I learned a lot of things over my couple of decades working in dealing rooms around the world.
I can, for example, swear fluently in multiple languages, can smash a phone handset or headset to smithereens with one angry blow and, thanks to my time in Russia and Poland, I have an extraordinary capacity for vodka.
Fortunately, I also learned some other things, many of which can be just as useful for those that trade from home as they were to those of us who traded in dealing rooms.
1: Don’t Rely on Any One System or Signal
When assessing the viability of a trade, you have to look at more than one thing.
For starters, both fundamental and technical factors should be included in your calculations. It could be that Gann theory, or Fibonacci retracement levels, or RSI, or whatever your preferred signal is suggests that you buy stock in an oil company, for example. But if demand for oil is weak and the market is oversupplied, none of that matters.
For trades designed to last more than a few minutes or hours the idea should be based on fundamentals, while the timing is based on technical analysis.
2: Understand That You Could Be Wrong
Even if you follow rule number 1, not every idea will pan out.
I know this sounds obvious, but it always surprises me how many people just don’t get it… or at least don’t act as if they do.
I have made a living from financial markets for around forty years and spent twenty working in dealing rooms around the world and I can tell you that not even the best traders, those whose salaries and bonuses are measured in the millions, get every call right.
So why do so many traders and investors buy things without any idea of what they will do should it go down?
The natural thing to do once you accept that is to follow rule number 3…
3: Set, And Stick To, Stop Loss Orders
Once you understand that some trades won’t work out it is only logical to have a level at which you will accept that fact, cut the position, and move on to the next one. That can be frustrating sometimes as things do bounce but dealing with the occasional frustration when that happens is, over time, better for your wealth than habitually running losers into the ground.

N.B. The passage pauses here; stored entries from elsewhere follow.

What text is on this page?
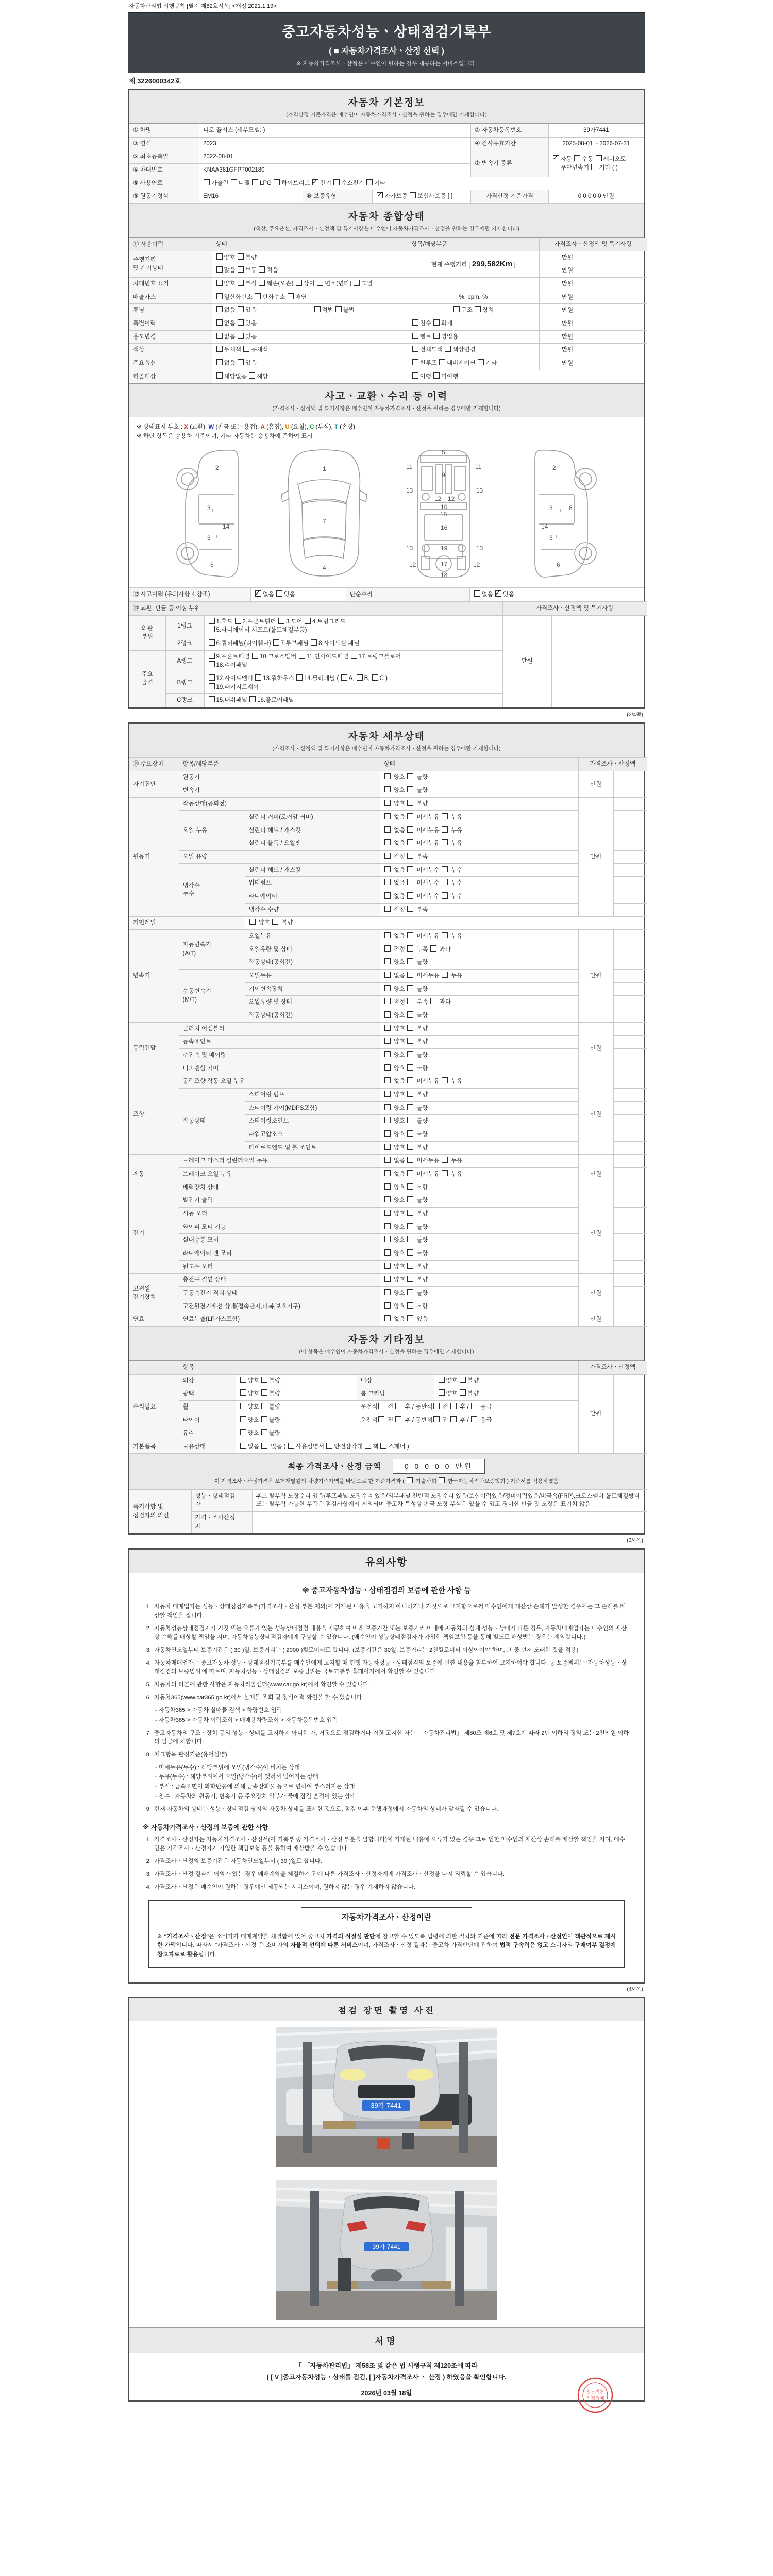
자동차관리법 시행규칙 [별지 제82호서식] <개정 2021.1.19>
중고자동차성능ㆍ상태점검기록부
( ■ 자동차가격조사ㆍ산정 선택 )
※ 자동차가격조사ㆍ산정은 매수인이 원하는 경우 제공하는 서비스입니다.
제 3226000342호
자동차 기본정보
(가격산정 기준가격은 매수인이 자동차가격조사ㆍ산정을 원하는 경우에만 기재합니다)
① 차명	니로 플러스 (세부모델: )			② 자동차등록번호	39가7441
③ 연식	2023			④ 검사유효기간	2025-08-01 ~ 2026-07-31
⑤ 최초등록일	2022-08-01			⑦ 변속기 종류	✓자동 수동 세미오토
무단변속기 기타 ( )
⑥ 차대번호	KNAA381GFPT002180				
⑧ 사용연료	가솔린 디젤 LPG 하이브리드 ✓전기 수소전기 기타
⑨ 원동기형식	EM16	⑩ 보증유형	✓자가보증 보험사보증 [ ]	가격산정 기준가격	0 0 0 0 0 만원
자동차 종합상태
(색상, 주요옵션, 가격조사ㆍ산정액 및 특기사항은 매수인이 자동차가격조사ㆍ산정을 원하는 경우에만 기재합니다)
⑪ 사용이력	상태		항목/해당부품	가격조사ㆍ산정액 및 특기사항	
주행거리
및 계기상태	양호 불량		현재 주행거리 [ 299,582Km ]	만원	
	많음 보통 적음			만원	
차대번호 표기	양호 부식 훼손(오손) 상이 변조(변타) 도말			만원	
배출가스	일산화탄소 탄화수소 매연		%, ppm, %	만원	
튜닝	없음 있음	적법 불법	구조 장치	만원	
특별이력	없음 있음		침수 화재	만원	
용도변경	없음 있음		렌트 영업용	만원	
색상	무채색 유채색		전체도색 색상변경	만원	
주요옵션	없음 있음		썬루프 네비게이션 기타	만원	
리콜대상	해당없음 해당		이행 미이행		
사고ㆍ교환ㆍ수리 등 이력
(가격조사ㆍ산정액 및 특기사항은 매수인이 자동차가격조사ㆍ산정을 원하는 경우에만 기재합니다)
※ 상태표시 부호 : X (교환), W (판금 또는 용접), A (흠집), U (요철), C (부식), T (손상)
※ 하단 항목은 승용차 기준이며, 기타 자동차는 승용차에 준하여 표시
2
3
14
3
6
1
7
4
5
9
11	11
13	13
12 12
10
15
16
19
13	13
12	12
17
18
2
3	8
14
3
6
⑫ 사고이력 (유의사항 4.참조)	✓없음 있음	단순수리	없음 ✓있음
⑬ 교환, 판금 등 이상 부위			가격조사ㆍ산정액 및 특기사항	
외판
부위	1랭크	1.후드 2.프론트휀더 3.도어 4.트렁크리드
5.라디에이터 서포트(볼트체결부품)	만원	
	2랭크	6.쿼터패널(리어휀다) 7.루브패널 8.사이드실 패널		
주요
골격	A랭크	9.프론트패널 10.크로스멤버 11.인사이드패널 17.트렁크플로어
18.리어패널		
	B랭크	12.사이드멤버 13.휠하우스 14.필러패널 ( A, B, C )
19.패키지트레이		
	C랭크	15.대쉬패널 16.플로어패널		
(2/4쪽)
자동차 세부상태
(가격조사ㆍ산정액 및 특기사항은 매수인이 자동차가격조사ㆍ산정을 원하는 경우에만 기재합니다)
⑭ 주요장치	항목/해당부품		상태	가격조사ㆍ산정액	
자기진단	원동기		양호  불량	만원	
	변속기		양호  불량		
원동기	작동상태(공회전)		양호  불량	만원	
	오일 누유	실린더 커버(로커암 커버)	없음  미세누유  누유		
		실린더 헤드 / 개스킷	없음  미세누유  누유		
		실린더 블록 / 오일팬	없음  미세누유  누유		
	오일 유량		적정  부족		
	냉각수
누수	실린더 헤드 / 개스킷	없음  미세누수  누수		
		워터펌프	없음  미세누수  누수		
		라디에이터	없음  미세누수  누수		
		냉각수 수량	적정  부족		
커먼레일		양호  불량			
변속기	자동변속기
(A/T)	오일누유	없음  미세누유  누유	만원	
		오일유량 및 상태	적정  부족  과다		
		작동상태(공회전)	양호  불량		
	수동변속기
(M/T)	오일누유	없음  미세누유  누유		
		기어변속장치	양호  불량		
		오일유량 및 상태	적정  부족  과다		
		작동상태(공회전)	양호  불량		
동력전달	클러치 어셈블리		양호  불량	만원	
	등속죠인트		양호  불량		
	추진축 및 베어링		양호  불량		
	디퍼렌셜 기어		양호  불량		
조향	동력조향 작동 오일 누유		없음  미세누유  누유	만원	
	작동상태	스티어링 펌프	양호  불량		
		스티어링 기어(MDPS포함)	양호  불량		
		스티어링조인트	양호  불량		
		파워고압호스	양호  불량		
		타이로드엔드 및 볼 조인트	양호  불량		
제동	브레이크 마스터 실린더오일 누유		없음  미세누유  누유	만원	
	브레이크 오일 누유		없음  미세누유  누유		
	배력장치 상태		양호  불량		
전기	발전기 출력		양호  불량	만원	
	시동 모터		양호  불량		
	와이퍼 모터 기능		양호  불량		
	실내송풍 모터		양호  불량		
	라디에이터 팬 모터		양호  불량		
	윈도우 모터		양호  불량		
고전원
전기장치	충전구 절연 상태		양호  불량	만원	
	구동축전지 격리 상태		양호  불량		
	고전원전기배선 상태(접속단자,피복,보호기구)		양호  불량		
연료	연료누출(LP가스포함)		없음  있음	만원	
자동차 기타정보
(이 항목은 매수인이 자동차가격조사ㆍ산정을 원하는 경우에만 기재합니다)
	항목				가격조사ㆍ산정액	
수리필요	외장	양호 불량	내장	양호 불량	만원	
	광택	양호 불량	룸 크리닝	양호 불량		
	휠	양호 불량	운전석 전  후 / 동반석 전  후 /  응급			
	타이어	양호 불량	운전석 전  후 / 동반석 전  후 /  응급			
	유리	양호 불량				
기본품목	보유상태	없음  있음 ( 사용설명서 안전삼각대 잭 스패너 )				
최종 가격조사ㆍ산정 금액	0 0 0 0 0 만원
이 가격조사ㆍ산정가격은 보험개발원의 차량기준가액을 바탕으로 한 기준가격과 (  기술사회  한국자동차진단보증협회 ) 기준서를 적용하였음
특기사항 및
점검자의 의견	성능ㆍ상태점검
자	후드 탈부착 도장수리 있음/루프패널 도장수리 있음/외부패널 전반적 도장수리 있음/보험이력있음/정비이력있음/비금속(FRP),크로스멤버 볼트체결방식 또는 탈부착 가능한 부품은 점검사항에서 제외되며 중고차 특성상 판금 도장 부식은 있을 수 있고 경미한 판금 및 도장은 표기치 않음
	가격ㆍ조사산정
자	

(3/4쪽)
유의사항
※ 중고자동차성능ㆍ상태점검의 보증에 관한 사항 등
1. 자동차 매매업자는 성능ㆍ상태점검기록부(가격조사ㆍ산정 부분 제외)에 기재된 내용을 고지하지 아니하거나 거짓으로 고지함으로써 매수인에게 재산상 손해가 발생한 경우에는 그 손해를 배상할 책임을 집니다.
2. 자동차성능상태점검자가 거짓 또는 오류가 있는 성능상태점검 내용을 제공하여 아래 보증기간 또는 보증거리 이내에 자동차의 실제 성능ㆍ상태가 다른 경우, 자동차매매업자는 매수인의 재산상 손해를 배상할 책임을 지며, 자동차성능상태점검자에게 구상할 수 있습니다. (매수인이 성능상태점검자가 가입한 책임보험 등을 통해 별도로 배상받는 경우는 제외합니다.)
3. 자동차인도일부터 보증기간은 ( 30 )일, 보증거리는 ( 2000 )킬로미터로 합니다. (보증기간은 30일, 보증거리는 2천킬로미터 이상이어야 하며, 그 중 먼저 도래한 것을 적용)
4. 자동차매매업자는 중고자동차 성능ㆍ상태점검기록부를 매수인에게 고지할 때 현행 자동차성능ㆍ상태점검의 보증에 관한 내용을 첨부하여 고지하여야 합니다. 동 보증범위는 '자동차성능ㆍ상태점검의 보증범위'에 따르며, 자동차성능ㆍ상태점검의 보증범위는 국토교통부 홈페이지에서 확인할 수 있습니다.
5. 자동차의 리콜에 관한 사항은 자동차리콜센터(www.car.go.kr)에서 확인할 수 있습니다.
6. 자동차365(www.car365.go.kr)에서 실매물 조회 및 정비이력 확인을 할 수 있습니다.
- 자동차365 > 자동차 실매물 검색 > 차량번호 입력
- 자동차365 > 자동차 이력조회 > 매매용차량조회 > 자동차등록번호 입력
7. 중고자동차의 구조ㆍ장치 등의 성능ㆍ상태를 고지하지 아니한 자, 거짓으로 점검하거나 거짓 고지한 자는 「자동차관리법」 제80조 제6호 및 제7호에 따라 2년 이하의 징역 또는 2천만원 이하의 벌금에 처합니다.
8. 체크항목 판정기준(용어설명)
- 미세누유(누수) : 해당부위에 오일(냉각수)이 비치는 상태
- 누유(누수) : 해당부위에서 오일(냉각수)이 맺혀서 떨어지는 상태
- 부식 : 금속표면이 화학반응에 의해 금속산화물 등으로 변하여 부스러지는 상태
- 침수 : 자동차의 원동기, 변속기 등 주요장치 일부가 물에 잠긴 흔적이 있는 상태
9. 현재 자동차의 상태는 성능ㆍ상태점검 당시의 자동차 상태를 표시한 것으로, 점검 이후 운행과정에서 자동차의 상태가 달라질 수 있습니다.
※ 자동차가격조사ㆍ산정의 보증에 관한 사항
1. 가격조사ㆍ산정자는 자동차가격조사ㆍ산정서(이 기록부 중 가격조사ㆍ산정 부분을 말합니다)에 기재된 내용에 오류가 있는 경우 그로 인한 매수인의 재산상 손해를 배상할 책임을 지며, 매수인은 가격조사ㆍ산정자가 가입한 책임보험 등을 통하여 배상받을 수 있습니다.
2. 가격조사ㆍ산정의 보증기간은 자동차인도일부터 ( 30 )일로 합니다.
3. 가격조사ㆍ산정 결과에 이의가 있는 경우 매매계약을 체결하기 전에 다른 가격조사ㆍ산정자에게 가격조사ㆍ산정을 다시 의뢰할 수 있습니다.
4. 가격조사ㆍ산정은 매수인이 원하는 경우에만 제공되는 서비스이며, 원하지 않는 경우 기재하지 않습니다.
자동차가격조사ㆍ산정이란
※ "가격조사ㆍ산정"은 소비자가 매매계약을 체결함에 있어 중고차 가격의 적절성 판단에 참고할 수 있도록 법령에 의한 절차와 기준에 따라 전문 가격조사ㆍ산정인이 객관적으로 제시한 가액입니다. 따라서 "가격조사ㆍ산정"은 소비자의 자율적 선택에 따른 서비스이며, 가격조사ㆍ산정 결과는 중고차 가격판단에 관하여 법적 구속력은 없고 소비자의 구매여부 결정에 참고자료로 활용됩니다.
(4/4쪽)
점검 장면 촬영 사진
39가 7441
39가 7441
서명
「 「자동차관리법」 제58조 및 같은 법 시행규칙 제120조에 따라
( [ V ]중고자동차성능ㆍ상태를 점검, [ ]자동차가격조사 ㆍ 산정 ) 하였음을 확인합니다.
2026년 03월 18일	성능점검
지정업체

Those levels should be set at the time you initiate a trade. Once you have a position, a logical assessment of when to cut and run becomes much more difficult.
Human beings are wired to be bad traders. We tend to focus on the good and do our best to ignore the bad. That is important in dealing with life’s ups and downs but when it comes to position management it is a recipe for disaster. It makes us take profits too early and run losses too long.
The best way to guard against that is to set parameters for every trade before it becomes “yours” and you form an emotional attachment.
Of course, setting a level to cut a position is only any use if you actually stick to it.
Once you have a position it is amazing how your perspective changes. What looked like a level that indicates that your initial assumptions were wrong can easily become one that looks like a good place to buy more.
If you were wrong at 30 you are even more wrong at 20. Trust your logical, pre-position analysis, not your emotional response to failure.
In a volatile sector like energy, success is not just about good ideas. It also involves limiting losses and maximizing profits. Following these three rules will help you do that.